Battling with depression and the horror of yet another war he was unable to paint to begin with. By 1937 he was finally able to break through his creative paralysis. He had hitherto been known as an artist who combined magic and depth with exquisite humour. Facing the darkness of his biography, his subject, in those last few years of his life, now struck what he called a tragic vein. The paintings show him struggling with both angels and demons and the being of death. If we know about this struggle, this painting becomes ever more significant.

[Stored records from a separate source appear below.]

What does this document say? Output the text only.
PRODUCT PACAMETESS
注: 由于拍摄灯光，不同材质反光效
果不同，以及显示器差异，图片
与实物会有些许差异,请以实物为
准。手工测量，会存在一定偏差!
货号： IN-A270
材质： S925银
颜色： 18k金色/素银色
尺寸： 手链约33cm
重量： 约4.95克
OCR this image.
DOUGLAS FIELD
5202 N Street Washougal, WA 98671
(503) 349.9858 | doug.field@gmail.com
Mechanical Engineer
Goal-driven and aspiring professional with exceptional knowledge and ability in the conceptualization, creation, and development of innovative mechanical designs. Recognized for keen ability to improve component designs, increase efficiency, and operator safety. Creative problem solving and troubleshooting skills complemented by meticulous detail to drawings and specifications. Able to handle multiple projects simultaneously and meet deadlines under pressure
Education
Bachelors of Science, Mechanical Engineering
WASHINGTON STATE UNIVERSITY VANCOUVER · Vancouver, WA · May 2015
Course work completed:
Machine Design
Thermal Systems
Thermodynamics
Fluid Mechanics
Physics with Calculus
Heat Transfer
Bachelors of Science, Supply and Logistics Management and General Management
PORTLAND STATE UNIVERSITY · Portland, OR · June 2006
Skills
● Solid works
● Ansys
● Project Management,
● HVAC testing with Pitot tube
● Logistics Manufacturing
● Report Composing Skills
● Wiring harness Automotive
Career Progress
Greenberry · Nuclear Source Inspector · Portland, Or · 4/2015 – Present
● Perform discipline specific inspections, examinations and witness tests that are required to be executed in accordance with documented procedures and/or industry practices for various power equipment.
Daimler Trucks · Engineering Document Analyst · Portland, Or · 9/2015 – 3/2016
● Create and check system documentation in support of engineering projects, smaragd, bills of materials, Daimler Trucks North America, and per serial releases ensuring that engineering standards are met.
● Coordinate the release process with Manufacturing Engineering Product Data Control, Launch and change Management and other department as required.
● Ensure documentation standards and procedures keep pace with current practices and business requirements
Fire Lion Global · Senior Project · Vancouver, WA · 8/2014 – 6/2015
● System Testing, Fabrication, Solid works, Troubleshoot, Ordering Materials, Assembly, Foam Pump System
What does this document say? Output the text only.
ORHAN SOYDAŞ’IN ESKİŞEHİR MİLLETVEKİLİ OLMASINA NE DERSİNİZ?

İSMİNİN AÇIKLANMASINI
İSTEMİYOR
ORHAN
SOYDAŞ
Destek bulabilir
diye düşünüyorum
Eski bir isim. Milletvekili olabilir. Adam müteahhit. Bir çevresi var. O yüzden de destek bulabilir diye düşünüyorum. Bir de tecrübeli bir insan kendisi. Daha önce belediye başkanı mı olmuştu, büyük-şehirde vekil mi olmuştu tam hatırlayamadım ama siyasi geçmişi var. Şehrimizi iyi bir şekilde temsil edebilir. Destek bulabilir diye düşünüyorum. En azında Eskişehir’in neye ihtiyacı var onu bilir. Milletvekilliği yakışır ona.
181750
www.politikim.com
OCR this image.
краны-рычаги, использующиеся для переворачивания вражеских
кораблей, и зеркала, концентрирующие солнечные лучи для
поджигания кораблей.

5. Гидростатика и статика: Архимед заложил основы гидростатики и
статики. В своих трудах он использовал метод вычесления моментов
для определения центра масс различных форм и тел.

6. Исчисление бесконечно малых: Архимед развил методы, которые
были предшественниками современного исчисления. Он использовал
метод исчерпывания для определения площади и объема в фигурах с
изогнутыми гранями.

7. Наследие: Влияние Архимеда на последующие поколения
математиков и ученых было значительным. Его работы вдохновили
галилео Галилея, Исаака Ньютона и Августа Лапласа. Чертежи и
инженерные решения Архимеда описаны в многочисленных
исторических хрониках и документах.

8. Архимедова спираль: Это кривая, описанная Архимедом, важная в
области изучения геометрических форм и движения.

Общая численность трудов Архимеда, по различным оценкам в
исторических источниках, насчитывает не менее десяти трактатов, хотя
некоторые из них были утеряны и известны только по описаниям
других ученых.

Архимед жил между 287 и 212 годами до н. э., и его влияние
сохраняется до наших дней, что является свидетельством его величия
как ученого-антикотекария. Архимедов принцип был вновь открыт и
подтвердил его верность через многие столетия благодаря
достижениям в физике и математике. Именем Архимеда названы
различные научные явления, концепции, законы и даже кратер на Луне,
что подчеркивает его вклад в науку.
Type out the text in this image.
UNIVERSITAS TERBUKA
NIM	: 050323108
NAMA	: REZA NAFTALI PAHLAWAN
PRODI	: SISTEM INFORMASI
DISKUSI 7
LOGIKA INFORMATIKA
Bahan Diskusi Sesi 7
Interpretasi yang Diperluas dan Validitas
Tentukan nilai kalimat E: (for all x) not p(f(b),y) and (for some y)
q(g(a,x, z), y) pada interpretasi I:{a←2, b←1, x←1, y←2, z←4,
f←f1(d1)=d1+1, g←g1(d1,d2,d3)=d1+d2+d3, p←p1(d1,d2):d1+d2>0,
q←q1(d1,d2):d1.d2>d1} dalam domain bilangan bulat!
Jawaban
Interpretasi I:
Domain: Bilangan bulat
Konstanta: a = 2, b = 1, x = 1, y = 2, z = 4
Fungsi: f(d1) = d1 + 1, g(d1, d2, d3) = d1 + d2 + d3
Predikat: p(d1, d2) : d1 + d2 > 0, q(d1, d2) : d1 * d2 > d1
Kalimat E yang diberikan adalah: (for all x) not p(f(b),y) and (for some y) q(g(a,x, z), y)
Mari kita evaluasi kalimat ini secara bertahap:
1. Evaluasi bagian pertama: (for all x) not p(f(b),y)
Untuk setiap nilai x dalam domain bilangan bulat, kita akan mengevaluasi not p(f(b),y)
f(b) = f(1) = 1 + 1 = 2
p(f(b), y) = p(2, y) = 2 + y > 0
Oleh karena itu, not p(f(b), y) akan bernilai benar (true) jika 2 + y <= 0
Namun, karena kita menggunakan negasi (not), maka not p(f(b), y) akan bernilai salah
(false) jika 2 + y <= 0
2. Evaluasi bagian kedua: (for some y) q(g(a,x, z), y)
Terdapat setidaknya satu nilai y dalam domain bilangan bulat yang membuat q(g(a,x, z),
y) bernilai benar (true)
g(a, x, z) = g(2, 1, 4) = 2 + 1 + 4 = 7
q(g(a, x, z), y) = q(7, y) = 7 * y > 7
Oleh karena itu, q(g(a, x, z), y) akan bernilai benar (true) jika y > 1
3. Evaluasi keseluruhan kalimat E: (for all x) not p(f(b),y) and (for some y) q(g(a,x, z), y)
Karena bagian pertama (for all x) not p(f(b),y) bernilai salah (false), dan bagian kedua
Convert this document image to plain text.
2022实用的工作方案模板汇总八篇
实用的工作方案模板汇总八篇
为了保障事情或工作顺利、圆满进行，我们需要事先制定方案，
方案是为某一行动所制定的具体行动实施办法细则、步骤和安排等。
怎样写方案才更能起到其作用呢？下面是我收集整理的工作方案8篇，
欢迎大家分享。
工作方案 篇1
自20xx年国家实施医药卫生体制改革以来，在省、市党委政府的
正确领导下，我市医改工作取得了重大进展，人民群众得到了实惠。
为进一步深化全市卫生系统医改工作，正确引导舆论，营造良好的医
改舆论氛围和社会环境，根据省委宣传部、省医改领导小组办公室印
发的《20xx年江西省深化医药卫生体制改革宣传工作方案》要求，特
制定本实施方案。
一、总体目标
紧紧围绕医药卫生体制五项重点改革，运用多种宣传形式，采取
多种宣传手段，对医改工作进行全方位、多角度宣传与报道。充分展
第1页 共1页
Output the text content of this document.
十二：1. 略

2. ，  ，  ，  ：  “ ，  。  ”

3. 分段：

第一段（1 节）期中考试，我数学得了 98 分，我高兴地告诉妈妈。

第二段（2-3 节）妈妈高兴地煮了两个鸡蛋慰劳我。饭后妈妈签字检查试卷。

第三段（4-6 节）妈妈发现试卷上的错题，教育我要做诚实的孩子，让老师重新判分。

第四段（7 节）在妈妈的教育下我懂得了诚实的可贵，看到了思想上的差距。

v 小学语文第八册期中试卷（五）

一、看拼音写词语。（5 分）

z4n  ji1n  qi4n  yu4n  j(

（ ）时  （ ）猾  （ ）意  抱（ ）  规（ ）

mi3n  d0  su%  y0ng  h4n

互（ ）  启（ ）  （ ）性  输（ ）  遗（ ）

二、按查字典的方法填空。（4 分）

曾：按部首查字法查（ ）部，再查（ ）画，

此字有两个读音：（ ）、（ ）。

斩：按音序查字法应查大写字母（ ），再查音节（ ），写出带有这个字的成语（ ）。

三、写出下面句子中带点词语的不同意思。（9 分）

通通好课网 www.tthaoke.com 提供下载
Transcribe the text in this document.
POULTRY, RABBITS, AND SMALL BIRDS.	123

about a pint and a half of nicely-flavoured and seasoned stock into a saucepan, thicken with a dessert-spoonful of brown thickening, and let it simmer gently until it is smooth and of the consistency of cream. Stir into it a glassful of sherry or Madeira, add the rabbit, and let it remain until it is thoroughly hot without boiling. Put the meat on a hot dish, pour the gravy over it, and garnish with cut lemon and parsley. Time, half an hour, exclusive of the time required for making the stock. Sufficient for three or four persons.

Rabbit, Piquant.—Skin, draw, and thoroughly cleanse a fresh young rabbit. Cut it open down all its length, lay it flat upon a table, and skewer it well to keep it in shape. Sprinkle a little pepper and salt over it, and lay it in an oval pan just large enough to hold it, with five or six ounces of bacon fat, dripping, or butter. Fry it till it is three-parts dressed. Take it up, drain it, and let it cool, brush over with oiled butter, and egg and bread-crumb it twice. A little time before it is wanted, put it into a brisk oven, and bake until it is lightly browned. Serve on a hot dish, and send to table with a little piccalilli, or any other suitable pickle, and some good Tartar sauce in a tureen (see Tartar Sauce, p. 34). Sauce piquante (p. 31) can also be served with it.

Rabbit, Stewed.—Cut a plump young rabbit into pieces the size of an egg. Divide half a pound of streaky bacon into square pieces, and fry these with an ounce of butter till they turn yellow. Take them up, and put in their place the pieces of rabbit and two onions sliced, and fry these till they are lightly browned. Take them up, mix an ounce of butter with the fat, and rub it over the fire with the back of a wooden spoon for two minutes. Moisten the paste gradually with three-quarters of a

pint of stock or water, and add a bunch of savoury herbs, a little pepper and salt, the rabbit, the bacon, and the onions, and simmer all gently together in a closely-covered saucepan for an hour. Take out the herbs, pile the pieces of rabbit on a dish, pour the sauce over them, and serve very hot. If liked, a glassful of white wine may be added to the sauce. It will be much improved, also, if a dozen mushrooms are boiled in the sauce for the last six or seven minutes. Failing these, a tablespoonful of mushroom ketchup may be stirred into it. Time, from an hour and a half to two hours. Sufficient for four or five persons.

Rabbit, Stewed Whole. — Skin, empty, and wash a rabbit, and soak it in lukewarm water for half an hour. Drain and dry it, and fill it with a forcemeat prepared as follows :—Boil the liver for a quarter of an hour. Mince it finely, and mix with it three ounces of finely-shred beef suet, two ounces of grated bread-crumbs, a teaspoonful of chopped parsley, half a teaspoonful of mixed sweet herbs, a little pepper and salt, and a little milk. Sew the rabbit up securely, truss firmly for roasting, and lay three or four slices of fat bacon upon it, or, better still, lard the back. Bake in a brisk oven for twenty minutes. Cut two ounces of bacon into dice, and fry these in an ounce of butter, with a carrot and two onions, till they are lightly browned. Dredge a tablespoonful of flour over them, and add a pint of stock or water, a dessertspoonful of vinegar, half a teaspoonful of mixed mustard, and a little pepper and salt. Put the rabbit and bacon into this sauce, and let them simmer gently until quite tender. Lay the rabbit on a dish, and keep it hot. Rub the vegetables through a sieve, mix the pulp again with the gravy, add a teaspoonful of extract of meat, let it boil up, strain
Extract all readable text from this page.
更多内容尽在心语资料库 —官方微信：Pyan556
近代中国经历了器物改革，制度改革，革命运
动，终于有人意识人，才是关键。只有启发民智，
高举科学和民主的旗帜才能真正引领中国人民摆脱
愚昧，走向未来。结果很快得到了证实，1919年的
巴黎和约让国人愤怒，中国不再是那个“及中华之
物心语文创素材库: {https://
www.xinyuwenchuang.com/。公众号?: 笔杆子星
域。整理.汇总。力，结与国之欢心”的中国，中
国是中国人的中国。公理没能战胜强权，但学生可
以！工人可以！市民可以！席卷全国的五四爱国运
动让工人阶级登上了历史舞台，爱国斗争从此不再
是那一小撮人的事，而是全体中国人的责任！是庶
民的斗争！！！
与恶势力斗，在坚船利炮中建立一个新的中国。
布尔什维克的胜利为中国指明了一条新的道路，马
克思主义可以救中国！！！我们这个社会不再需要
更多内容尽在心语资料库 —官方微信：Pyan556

The painting itself was left unsigned and untitled. At first glance it appears to be a still life. His tragic pallet has been transformed into a more joyful one and the household objects seem to have taken on a life of their own. They seem almost to dance and greet us or to wave goodbye. Behind them is a golden sphere and in the upper left-hand corner a collection of forms which seem to be the gateway to another world. We can sense the imminence of death when we notice the picture within the picture, in which an angel wrestles with death. The cloth beneath the green teapot and sculpture is scattered with flowers, reminiscent of a grave.
Earlier in his painting life Klee wrote of his work that it came from the realm of the dead, a realm he felt close to, although never close enough. Now facing the certainty of his own death, he had to make that poetic statement a reality. To die knowing that one has achieved something is a comfort of sorts. Klee was asked to make peace with his death in the face of the apparent destruction of all he held dear.
The unsigned, unnamed painting is a visual poem to that which is discontinued. As Klee had to endure and struggle with his own situation and that of the world, the tragic vein of his work is replaced by a different tone. Through facing his demons, he can start to depict a new mood. He is without self-pity and illusion; he has broken through the dark to a new possibility. He has achieved that wondrous thing, which we are all asked at least to try to do: to make friends with the awful face of death. Through this, we gain an inkling not only of that which is so awe-ful, in the true sense of the word; we may gain an inkling as well of a new world, one which is shot through with meaning, goodness and a new task.
Rudolf Steiner wrote that all new ideas for the future come from the realm of the dead. Perhaps Paul Klee left this picture unsigned and unfinished because, now that he was at last near enough to the source of his work, he wanted to leave behind a legacy for those he left behind to fulfil. In the face of the present crisis with all its insecurity and suffering and all its unexpected silver linings, such a thought can give us courage and curiosity to hear what the present ideas for the future may be.